Learning to catch or hit a ball and learning to become an effective parent have many similarities. Both require considerable practice, accompanied by patient teaching. In the process, many mistakes are inevitable.
A Mother’s Letter
Recently I received this letter from a woman who is practicing being a Ridiculously Effective Parent:
I feel like you and I are playing ball outside in the yard, father and daughter. You’re teaching me how to catch and hit a ball. At first you gently toss me a small, soft rubber ball, and I try to catch it. In the beginning it’s hard, and most of the time I miss it entirely, or it bounces off my hands, falling to the ground. But I keep practicing, and you keep teaching me patiently, so eventually I learn to catch a soft ball that is gently tossed in my direction. Then I learn to hit the ball with a plastic bat. I miss the ball a lot before I can consistently hit it, even though you are tossing it gently in front of me. Then you throw the ball harder.

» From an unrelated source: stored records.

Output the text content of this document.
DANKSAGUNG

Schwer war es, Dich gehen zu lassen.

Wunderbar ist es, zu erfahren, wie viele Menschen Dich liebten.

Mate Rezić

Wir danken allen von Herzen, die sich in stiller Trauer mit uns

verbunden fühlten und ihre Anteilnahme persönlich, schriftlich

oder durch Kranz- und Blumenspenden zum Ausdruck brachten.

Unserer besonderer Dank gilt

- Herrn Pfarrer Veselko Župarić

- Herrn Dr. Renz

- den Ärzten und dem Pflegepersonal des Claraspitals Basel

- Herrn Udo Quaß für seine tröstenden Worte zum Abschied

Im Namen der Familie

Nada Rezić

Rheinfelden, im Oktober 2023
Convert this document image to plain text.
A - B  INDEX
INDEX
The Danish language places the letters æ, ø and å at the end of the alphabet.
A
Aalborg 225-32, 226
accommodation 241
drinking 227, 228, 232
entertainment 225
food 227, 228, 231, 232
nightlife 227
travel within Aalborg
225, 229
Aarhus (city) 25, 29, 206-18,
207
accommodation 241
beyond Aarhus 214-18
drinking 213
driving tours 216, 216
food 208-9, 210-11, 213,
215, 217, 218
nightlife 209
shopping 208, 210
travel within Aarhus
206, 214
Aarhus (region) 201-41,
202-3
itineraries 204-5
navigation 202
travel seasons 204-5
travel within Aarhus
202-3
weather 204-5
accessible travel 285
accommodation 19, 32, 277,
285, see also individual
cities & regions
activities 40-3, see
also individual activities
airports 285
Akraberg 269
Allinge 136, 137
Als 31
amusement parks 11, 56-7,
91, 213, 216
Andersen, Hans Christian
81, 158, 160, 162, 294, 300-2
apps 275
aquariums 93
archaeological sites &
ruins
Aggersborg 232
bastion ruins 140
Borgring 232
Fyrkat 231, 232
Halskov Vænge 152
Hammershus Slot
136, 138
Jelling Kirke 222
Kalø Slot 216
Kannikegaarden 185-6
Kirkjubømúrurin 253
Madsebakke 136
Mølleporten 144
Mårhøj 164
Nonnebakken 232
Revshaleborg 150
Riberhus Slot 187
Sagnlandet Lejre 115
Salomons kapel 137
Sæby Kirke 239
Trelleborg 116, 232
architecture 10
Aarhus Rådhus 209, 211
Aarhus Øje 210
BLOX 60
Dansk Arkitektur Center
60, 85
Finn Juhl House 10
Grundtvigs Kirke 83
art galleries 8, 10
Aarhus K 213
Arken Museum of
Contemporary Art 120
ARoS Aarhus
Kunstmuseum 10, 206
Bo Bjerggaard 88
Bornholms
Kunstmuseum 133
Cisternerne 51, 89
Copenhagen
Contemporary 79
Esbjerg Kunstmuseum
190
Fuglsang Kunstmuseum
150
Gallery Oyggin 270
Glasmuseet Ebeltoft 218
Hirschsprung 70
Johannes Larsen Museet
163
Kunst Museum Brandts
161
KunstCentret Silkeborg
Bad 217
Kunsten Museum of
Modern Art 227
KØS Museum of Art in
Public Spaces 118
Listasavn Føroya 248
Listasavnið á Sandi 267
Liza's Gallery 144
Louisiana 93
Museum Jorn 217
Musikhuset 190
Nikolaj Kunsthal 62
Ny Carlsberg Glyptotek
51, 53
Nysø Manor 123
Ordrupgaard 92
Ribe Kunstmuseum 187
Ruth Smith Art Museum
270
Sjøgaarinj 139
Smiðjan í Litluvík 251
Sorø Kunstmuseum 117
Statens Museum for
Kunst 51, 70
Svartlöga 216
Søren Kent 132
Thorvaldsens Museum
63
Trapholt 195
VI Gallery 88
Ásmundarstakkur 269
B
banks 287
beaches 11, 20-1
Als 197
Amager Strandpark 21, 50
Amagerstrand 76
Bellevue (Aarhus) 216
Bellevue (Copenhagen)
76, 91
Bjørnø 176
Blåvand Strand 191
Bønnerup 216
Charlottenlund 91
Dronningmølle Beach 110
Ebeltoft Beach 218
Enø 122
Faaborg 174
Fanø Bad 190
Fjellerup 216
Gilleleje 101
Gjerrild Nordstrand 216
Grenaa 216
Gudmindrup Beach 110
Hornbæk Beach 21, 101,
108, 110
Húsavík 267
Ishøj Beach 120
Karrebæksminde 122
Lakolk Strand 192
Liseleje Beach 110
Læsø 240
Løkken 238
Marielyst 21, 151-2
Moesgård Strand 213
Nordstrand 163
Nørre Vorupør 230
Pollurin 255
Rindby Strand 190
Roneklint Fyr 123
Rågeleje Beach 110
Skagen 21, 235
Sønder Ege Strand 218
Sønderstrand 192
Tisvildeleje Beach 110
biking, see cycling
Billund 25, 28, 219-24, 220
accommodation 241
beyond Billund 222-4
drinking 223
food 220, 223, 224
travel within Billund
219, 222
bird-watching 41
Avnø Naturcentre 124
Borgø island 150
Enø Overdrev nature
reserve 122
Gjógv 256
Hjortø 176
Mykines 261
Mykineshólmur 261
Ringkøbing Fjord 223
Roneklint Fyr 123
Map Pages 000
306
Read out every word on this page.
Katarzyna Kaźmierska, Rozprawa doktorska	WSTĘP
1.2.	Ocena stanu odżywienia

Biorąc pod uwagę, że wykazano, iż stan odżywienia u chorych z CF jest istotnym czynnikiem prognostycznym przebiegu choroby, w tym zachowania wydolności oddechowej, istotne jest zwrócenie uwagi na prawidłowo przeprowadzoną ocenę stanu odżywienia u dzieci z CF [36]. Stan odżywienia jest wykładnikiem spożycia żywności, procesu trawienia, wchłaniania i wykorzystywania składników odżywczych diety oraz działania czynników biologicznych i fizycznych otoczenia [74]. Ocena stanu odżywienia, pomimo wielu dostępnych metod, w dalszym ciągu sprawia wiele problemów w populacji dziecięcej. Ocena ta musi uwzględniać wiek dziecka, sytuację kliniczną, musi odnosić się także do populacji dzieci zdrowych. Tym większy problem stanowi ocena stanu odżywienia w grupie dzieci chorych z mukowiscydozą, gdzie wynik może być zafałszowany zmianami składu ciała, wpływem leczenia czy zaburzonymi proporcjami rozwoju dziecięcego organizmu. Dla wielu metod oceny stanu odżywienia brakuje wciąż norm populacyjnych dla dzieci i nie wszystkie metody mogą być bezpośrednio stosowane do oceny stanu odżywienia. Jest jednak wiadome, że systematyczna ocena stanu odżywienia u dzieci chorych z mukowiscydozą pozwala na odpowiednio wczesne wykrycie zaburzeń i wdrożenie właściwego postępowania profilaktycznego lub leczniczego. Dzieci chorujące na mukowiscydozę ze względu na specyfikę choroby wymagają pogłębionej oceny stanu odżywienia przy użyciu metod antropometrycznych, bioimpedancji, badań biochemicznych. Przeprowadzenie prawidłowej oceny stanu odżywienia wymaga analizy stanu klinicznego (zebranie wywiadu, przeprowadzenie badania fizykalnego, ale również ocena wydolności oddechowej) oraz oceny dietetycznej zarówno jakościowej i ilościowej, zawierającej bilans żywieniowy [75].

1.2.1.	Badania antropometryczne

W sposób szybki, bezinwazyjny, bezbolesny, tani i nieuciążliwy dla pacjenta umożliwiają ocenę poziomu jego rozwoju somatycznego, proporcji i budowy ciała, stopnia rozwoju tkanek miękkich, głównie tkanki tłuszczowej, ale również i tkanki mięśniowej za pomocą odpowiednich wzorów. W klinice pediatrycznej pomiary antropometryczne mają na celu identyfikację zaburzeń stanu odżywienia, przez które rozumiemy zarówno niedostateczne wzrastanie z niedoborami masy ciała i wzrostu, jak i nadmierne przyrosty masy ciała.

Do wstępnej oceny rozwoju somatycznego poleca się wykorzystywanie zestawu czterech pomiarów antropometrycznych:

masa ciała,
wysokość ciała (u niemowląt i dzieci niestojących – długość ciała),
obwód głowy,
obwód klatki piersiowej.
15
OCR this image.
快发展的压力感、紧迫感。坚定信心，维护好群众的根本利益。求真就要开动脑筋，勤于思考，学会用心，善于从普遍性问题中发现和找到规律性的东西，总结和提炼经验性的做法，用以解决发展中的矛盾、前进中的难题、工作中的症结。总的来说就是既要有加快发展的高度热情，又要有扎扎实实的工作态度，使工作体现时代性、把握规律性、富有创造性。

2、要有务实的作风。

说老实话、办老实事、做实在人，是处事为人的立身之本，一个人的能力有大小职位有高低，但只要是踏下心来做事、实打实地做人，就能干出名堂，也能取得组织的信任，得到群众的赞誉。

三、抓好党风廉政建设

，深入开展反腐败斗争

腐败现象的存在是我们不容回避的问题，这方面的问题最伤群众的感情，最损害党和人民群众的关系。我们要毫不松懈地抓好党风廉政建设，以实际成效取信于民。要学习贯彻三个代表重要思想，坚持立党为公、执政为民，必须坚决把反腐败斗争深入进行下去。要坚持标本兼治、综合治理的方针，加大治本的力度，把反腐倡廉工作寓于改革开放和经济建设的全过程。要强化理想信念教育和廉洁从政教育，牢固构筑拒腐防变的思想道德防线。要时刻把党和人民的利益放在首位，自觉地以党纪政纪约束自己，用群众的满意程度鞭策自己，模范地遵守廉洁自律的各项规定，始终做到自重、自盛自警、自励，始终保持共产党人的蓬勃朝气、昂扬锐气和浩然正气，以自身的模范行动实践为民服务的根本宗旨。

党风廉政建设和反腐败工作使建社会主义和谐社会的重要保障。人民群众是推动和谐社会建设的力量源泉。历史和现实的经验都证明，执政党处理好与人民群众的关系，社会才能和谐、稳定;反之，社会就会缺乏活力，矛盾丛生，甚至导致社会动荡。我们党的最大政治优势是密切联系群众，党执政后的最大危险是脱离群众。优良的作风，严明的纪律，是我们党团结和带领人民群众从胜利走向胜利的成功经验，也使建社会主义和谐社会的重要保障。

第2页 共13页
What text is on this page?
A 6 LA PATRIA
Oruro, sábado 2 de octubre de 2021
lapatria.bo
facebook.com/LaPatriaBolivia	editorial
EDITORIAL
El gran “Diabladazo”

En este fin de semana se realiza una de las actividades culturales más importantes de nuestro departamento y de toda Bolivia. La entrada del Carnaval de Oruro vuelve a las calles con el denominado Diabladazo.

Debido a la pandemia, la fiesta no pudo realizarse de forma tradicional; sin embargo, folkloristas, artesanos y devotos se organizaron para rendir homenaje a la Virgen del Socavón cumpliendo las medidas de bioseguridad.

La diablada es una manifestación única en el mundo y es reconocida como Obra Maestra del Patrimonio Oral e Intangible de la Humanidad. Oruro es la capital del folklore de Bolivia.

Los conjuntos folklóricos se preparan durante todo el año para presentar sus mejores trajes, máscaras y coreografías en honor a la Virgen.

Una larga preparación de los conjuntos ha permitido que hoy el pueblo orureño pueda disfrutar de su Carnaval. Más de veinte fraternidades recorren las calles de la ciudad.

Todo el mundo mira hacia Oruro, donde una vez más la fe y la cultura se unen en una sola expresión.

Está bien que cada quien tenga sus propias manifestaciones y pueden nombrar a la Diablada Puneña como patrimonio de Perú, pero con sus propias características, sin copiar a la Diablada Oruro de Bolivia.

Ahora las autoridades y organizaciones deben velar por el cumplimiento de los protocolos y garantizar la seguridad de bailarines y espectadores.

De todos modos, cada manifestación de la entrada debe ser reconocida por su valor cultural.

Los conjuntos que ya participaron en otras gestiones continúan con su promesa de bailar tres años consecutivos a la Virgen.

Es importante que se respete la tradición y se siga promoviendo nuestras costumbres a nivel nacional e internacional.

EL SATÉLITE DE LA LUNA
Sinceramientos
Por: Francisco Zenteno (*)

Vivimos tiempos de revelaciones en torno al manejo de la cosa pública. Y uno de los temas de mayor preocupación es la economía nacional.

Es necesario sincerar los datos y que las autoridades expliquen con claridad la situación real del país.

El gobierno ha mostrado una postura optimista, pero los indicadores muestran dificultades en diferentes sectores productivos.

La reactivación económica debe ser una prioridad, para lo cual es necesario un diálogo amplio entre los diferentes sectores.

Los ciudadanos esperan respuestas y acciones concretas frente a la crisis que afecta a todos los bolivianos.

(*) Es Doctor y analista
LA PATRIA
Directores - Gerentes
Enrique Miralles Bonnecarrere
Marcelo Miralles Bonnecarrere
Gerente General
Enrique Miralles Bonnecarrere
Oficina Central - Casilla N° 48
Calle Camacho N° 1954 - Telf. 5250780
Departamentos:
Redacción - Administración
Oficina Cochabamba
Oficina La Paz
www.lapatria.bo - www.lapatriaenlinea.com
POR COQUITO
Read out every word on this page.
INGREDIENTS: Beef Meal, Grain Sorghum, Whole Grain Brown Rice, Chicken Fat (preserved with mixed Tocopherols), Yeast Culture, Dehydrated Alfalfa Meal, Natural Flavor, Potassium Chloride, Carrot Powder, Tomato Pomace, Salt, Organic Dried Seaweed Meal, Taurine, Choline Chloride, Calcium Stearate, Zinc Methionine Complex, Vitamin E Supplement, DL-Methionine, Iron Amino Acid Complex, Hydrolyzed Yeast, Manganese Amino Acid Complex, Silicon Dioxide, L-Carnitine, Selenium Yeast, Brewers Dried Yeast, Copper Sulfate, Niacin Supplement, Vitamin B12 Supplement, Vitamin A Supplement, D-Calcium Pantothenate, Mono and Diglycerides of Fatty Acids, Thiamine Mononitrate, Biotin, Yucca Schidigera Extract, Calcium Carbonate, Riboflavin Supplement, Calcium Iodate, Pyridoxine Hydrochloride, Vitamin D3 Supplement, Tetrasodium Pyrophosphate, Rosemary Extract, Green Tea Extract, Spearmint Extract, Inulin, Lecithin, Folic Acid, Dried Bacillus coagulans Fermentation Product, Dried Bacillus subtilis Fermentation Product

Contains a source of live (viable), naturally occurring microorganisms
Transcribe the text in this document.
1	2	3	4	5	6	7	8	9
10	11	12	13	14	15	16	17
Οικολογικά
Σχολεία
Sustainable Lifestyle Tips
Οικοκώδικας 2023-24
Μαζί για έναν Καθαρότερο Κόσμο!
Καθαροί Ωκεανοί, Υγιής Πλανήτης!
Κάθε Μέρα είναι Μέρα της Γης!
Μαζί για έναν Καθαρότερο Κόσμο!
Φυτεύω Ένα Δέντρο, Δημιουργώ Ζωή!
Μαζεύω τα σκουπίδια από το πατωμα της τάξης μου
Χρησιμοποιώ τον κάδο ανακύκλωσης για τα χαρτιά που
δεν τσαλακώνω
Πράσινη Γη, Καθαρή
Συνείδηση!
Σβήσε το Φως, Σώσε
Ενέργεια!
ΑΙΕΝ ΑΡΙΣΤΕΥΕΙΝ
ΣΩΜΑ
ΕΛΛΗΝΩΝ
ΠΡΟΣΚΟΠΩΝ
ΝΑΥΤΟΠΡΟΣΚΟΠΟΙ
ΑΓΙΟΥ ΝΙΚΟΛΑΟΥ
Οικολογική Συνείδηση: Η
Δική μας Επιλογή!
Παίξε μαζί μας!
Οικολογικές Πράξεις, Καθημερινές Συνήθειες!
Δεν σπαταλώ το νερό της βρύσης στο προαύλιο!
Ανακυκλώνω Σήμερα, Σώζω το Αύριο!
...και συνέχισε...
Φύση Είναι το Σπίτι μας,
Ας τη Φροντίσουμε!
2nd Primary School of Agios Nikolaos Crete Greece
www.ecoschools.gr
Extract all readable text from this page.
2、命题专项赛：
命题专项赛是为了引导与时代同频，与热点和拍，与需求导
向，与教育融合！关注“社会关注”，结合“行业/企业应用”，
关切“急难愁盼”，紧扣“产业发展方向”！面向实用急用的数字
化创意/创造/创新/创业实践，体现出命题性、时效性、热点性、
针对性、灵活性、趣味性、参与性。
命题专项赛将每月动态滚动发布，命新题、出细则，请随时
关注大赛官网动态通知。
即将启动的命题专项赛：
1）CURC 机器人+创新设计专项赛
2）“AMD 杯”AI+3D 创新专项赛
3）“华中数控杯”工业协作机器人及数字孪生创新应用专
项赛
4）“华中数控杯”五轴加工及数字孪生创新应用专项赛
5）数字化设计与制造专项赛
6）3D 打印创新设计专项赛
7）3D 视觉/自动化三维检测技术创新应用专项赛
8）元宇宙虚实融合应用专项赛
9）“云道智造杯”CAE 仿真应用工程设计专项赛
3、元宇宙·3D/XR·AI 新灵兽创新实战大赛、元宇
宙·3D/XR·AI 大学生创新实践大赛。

Then a hard ball, not a soft rubber one. Then curve balls and sliders and knuckle balls. Each time you throw something different, or in a different way, it’s a bit surprising, even scary. Gradually I learn to catch the balls and hit them, always after a lot of practice. I like it that you’re loving and teaching me. I like it that you’re giving me the instruction that I sometimes wish I had received as a child.
You are Learning to be a Parent
Read again the letter above. Consider how you’re in a similar position as you learn to become an effective parent. That ability rarely if ever comes naturally. We need to see it done. We need to be taught. We need to practice and be supported while we make innumerable and inevitable mistakes in parenting—just as we need loving and teaching before we can hit a ball.
Teaching Your Children
Moreover, teaching our children how to feel loved, and how to be loving and responsible, can be very much like teaching them to catch and hit a ball. We need to start off with simple instructions, both (1) because that is all they can handle, and (2) because we want to limit the disappointments and discouragement that would result if we pushed too much on them too soon.
Then we teach them how to handle a ball moving faster, or with a curving trajectory, or when it bounces at them after hitting the ground in front of them.
We send them off to practice in other situations, where we are not there to guide them, and there will be occasions when a ball bounces off the ground, or curves erratically, and they are hit in the leg, or arm, or face.
Then we’ll support them, love them, and teach them, but we cannot rescue them from every difficult ball thrown in their direction. They have to learn to handle difficult situations, or they can’t grow.
Explain to your children the metaphor we’ve discussed. Explain that you’re not here to catch or hit every ball that is thrown at them. We’re here to teach them what to do in as many circumstances as possible—with increasing difficulty.
When they complain that things are too hard, rarely is the solution to ease their pain. Our responsibility is to love and teach precisely so they can catch and hit balls that are increasingly tough to handle.
When they know this, they’ll tend to accept our loving and teaching with greater ease, and they’ll be grateful for the help, rather than insisting on being rescued—or giving up.
Summary
If we stay with it the process, and especially if our instructors are effective, we can learn to handle more and more difficult balls.
This is an example of how to approach such a child.
The principles that guide our learning to catch and hit a ball can easily be applied to our learning to be effective parents. We also need to teach our children the same principles: practice, responsibility, learning from mistakes, and persisting through the wide array of inevitable difficulties they had never imagined.